Когда в детстве я занимался фехтованием, у нас один деятель колол шпагой в мишень. Излишне надавил – шпага переломилась и воткнулась ему наконечником прямо в лоб. Постояла с полминуты и упала. Повезло ему или нет?
– Конечно, повезло, – сказала Аня. – Шпага могла бы воткнуться в глаз.
– Тогда другой пример. Из той же области. Другой деятель фехтовал без бандажа. Знаете, что такое бандаж?
Все знали, что бандаж – это такая штука, которую надевают на яйца.

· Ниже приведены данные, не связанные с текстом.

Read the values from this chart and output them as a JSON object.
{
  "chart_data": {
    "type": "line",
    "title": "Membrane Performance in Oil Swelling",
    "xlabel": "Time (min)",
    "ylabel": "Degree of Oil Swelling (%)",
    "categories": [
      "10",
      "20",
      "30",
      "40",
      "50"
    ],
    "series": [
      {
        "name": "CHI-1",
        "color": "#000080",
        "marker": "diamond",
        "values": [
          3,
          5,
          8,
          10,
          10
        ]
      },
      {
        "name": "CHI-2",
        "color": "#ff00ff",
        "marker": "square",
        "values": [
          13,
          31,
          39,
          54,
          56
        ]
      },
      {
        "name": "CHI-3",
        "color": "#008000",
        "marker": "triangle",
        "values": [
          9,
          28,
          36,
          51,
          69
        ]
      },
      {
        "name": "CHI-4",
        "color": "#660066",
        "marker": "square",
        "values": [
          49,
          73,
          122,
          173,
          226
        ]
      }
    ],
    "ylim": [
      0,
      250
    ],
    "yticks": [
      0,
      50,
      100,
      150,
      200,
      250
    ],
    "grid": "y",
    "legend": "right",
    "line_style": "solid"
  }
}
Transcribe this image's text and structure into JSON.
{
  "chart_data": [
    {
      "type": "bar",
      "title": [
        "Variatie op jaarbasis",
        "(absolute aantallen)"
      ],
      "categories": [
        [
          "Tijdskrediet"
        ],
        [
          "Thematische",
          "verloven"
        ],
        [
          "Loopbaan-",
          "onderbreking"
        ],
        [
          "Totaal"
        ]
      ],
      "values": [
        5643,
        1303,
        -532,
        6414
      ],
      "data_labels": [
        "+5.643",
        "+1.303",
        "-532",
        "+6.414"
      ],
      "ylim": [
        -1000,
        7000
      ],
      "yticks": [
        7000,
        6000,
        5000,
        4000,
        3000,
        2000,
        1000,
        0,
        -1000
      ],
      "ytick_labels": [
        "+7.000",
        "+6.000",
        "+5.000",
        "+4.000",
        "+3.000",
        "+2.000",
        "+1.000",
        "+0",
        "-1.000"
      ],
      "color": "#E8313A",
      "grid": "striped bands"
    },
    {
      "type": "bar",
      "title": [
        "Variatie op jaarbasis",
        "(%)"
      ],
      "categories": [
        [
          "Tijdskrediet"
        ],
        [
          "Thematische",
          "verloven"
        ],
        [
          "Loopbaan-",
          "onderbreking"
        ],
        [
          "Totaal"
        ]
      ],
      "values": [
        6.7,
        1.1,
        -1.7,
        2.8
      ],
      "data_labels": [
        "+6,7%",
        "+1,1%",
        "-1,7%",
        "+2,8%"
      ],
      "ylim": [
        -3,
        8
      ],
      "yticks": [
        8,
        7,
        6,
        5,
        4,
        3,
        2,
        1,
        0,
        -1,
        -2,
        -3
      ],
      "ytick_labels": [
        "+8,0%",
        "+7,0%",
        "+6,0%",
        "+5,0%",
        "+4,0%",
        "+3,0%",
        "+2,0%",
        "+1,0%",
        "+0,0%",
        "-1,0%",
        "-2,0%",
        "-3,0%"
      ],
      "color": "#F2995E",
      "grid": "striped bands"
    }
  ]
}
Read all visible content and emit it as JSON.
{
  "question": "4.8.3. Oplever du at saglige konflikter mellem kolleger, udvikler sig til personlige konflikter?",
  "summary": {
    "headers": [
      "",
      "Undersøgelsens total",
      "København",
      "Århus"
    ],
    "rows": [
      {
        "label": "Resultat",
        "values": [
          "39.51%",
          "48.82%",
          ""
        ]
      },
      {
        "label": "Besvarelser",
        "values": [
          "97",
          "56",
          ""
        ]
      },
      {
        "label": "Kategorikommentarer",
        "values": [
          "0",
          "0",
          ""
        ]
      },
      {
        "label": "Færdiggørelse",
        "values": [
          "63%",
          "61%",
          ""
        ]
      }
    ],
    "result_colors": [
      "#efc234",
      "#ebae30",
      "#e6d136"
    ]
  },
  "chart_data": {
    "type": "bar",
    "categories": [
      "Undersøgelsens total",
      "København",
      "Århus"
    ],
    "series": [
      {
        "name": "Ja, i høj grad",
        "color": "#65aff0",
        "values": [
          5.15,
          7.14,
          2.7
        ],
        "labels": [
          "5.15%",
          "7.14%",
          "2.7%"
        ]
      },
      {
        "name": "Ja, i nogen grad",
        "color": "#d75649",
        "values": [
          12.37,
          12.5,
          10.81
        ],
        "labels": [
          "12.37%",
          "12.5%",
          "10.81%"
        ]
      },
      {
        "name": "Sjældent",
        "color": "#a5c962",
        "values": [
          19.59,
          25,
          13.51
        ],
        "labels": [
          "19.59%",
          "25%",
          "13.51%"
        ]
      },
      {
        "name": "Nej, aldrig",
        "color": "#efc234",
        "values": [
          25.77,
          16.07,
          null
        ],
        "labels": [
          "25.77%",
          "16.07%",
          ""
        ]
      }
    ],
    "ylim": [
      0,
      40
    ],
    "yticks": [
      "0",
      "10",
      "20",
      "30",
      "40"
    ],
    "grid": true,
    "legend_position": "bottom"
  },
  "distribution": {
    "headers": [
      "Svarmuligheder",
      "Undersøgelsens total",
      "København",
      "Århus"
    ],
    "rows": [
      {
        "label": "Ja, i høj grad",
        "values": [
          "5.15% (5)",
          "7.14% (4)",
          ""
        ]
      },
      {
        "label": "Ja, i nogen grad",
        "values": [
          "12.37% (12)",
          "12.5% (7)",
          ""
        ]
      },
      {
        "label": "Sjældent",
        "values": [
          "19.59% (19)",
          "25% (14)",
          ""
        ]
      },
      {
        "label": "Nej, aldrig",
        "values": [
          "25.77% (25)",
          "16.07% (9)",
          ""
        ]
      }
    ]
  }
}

Плохому фехтовальщику, как и плохому танцору, яйца мешают. А яйца в бандаже мешают даже хорошему фехтовальщику. Уверен, что храбрый гасконец д’Артаньян фехтовал без бандажа. Вот и наш деятель – без бандажа.

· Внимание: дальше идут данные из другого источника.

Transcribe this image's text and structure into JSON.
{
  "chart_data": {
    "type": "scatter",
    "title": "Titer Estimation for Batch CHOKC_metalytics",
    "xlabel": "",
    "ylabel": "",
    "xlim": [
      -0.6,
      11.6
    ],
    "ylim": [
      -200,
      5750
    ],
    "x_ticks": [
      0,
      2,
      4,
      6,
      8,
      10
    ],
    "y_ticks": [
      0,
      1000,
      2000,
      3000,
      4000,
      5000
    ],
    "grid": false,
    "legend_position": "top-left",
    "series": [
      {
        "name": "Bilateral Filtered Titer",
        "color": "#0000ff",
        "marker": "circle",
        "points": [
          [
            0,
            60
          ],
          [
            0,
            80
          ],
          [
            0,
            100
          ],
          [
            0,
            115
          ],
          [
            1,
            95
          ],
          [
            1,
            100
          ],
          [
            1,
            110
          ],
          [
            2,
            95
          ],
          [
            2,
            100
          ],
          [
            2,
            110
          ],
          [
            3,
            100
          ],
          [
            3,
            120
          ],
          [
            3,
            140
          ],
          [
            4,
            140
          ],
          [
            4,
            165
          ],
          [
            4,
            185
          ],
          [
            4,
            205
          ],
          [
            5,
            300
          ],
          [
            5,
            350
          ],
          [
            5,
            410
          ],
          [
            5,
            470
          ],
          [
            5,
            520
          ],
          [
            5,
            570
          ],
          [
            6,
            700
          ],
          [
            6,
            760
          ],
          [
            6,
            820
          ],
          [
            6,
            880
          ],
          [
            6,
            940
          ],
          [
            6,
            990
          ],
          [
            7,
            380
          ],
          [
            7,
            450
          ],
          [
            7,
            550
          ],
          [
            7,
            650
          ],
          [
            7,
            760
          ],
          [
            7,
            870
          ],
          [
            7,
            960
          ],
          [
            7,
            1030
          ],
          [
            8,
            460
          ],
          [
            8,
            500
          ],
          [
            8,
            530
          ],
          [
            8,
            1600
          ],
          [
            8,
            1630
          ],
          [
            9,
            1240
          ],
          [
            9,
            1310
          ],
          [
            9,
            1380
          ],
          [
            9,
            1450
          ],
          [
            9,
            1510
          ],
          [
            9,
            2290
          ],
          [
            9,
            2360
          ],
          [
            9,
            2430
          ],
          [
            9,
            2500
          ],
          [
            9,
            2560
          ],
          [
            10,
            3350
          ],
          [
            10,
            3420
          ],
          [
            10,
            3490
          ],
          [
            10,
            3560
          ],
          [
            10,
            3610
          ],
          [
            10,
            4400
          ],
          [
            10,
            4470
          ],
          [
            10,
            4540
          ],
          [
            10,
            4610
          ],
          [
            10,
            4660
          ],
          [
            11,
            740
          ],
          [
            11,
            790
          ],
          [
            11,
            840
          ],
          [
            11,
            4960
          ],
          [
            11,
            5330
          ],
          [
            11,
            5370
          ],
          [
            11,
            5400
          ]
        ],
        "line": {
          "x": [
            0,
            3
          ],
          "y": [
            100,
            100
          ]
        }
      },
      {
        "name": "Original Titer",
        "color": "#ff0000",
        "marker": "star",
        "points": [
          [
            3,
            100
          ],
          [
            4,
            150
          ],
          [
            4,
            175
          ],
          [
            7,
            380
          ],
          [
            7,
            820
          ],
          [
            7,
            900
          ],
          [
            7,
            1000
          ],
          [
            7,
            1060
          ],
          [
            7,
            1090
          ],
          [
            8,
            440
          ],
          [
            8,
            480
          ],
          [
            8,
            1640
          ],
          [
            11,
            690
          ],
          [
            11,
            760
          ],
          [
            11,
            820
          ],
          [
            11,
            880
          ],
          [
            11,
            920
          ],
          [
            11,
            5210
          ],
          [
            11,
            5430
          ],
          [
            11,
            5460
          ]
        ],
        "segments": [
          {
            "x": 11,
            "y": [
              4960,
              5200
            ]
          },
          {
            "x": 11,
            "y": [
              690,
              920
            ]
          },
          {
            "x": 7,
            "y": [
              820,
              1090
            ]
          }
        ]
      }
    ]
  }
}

Все остальные тоже фехтовали без бандажа – и нормально. А этому противник разрезал мошонку.
– Ужас! – взвизгнула Аня.
– И чего? – засмеялся оператор.
– Ничего. Приехала «скорая», вставили яйца обратно и зашили.
Все помолчали.
– Повезло ему или нет?
– Конечно, не повезло, – сказала Аня. – Бедненький.
Казалось, она сейчас заплачет. Или побежит разыскивать бедолагу с заштопанной мошонкой, чтобы проверить, в порядке ли его агрегат после хирургического вмешательства.

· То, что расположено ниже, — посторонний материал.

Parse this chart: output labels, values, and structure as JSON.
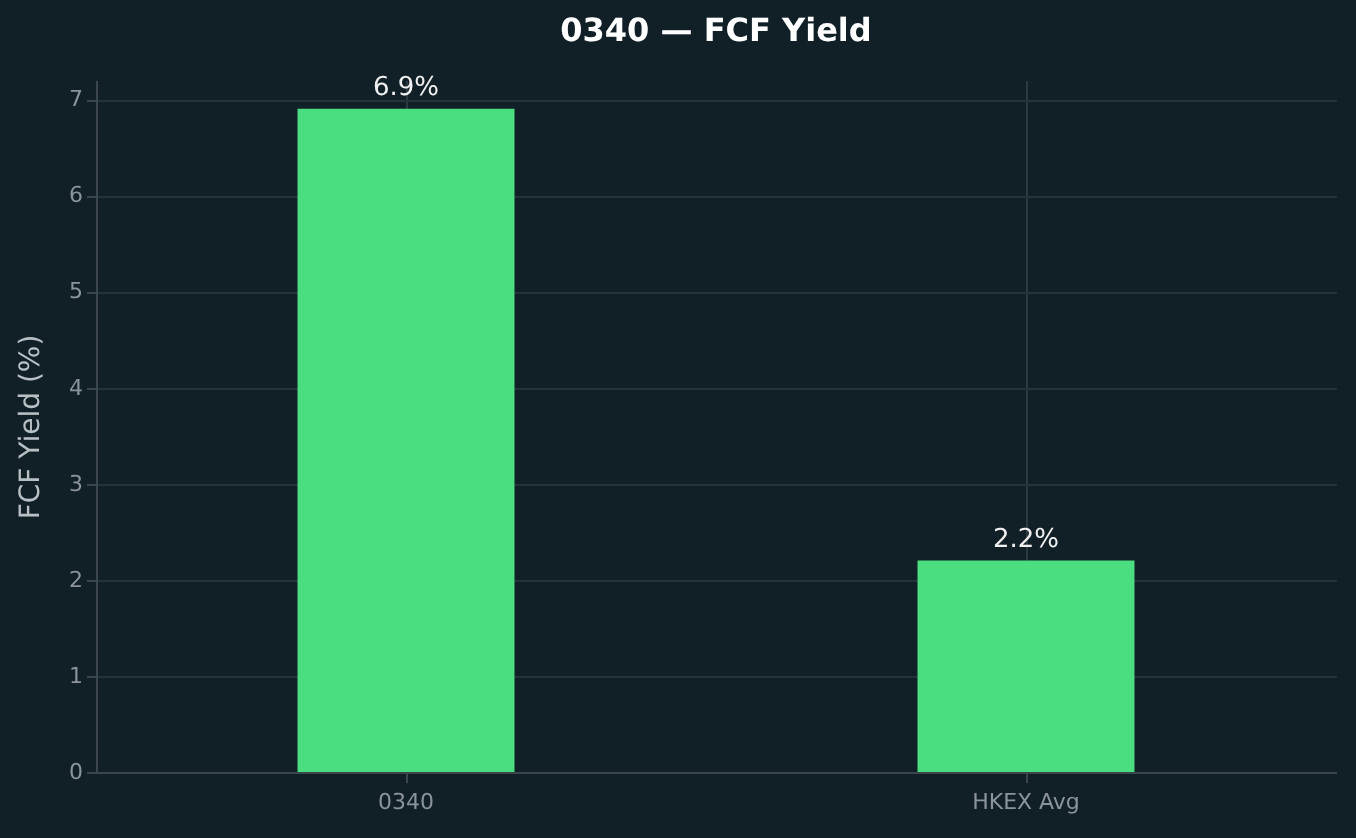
{
  "chart_data": {
    "type": "bar",
    "title": "0340 — FCF Yield",
    "ylabel": "FCF Yield (%)",
    "categories": [
      "0340",
      "HKEX Avg"
    ],
    "values": [
      6.9,
      2.2
    ],
    "color": "#4ade80",
    "value_labels": [
      "6.9%",
      "2.2%"
    ],
    "ylim": [
      0,
      7.2
    ],
    "yticks": [
      0,
      1,
      2,
      3,
      4,
      5,
      6,
      7
    ],
    "grid": true
  }
}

– А, по-моему, повезло, – назидательно сказал я. – Мошонку же заштопали, а могли, предположим, не успеть. К тому же человек нарушил технику безопасности, поэтому о невезении вообще не может быть речи.
– Зачем же вы нам об этом рассказываете? – спросила Аня.
Я не знал – зачем. Я редко знаю, зачем и о чем рассказываю. Но тема везения мне определенно нравилась.
– Все это ерунда, – встрял шофер. – Вот у меня был случай, так это случай. Знакомый пошел к тестю на день рождения и прихватил бутылку шампанского. Открыл он, значит, шампанское, а пробка вылетела, разбила новую люстру и выбила тестю глаз.
– Новый? – спросил Жора.
– Что?
– Глаз, говорю, новый?
– Нет, – сказал шофер. – Глаз старый, но тесть его очень любил.
– Ты его не слушай, – обратился ко мне Жора. – Он вечно всякую чушь придумывает.
– Ничего я не придумал. Истинная правда. Клянусь честью, правда, – несколько старомодно убеждал шофер.
Я давно заметил, что в телебригадах шоферы обычно самые общительные. А корреспонденты, как правило, хмурые и неразговорчивые. По уму, это шоферы должны служить корреспондентами, но то ли природа, то ли начальство всегда что-то путает.
Тем временем шофер рассказал вторую историю.
Завела себе старушка карту в Сбербанке.
– Никому ее не давайте, – сказали старушке.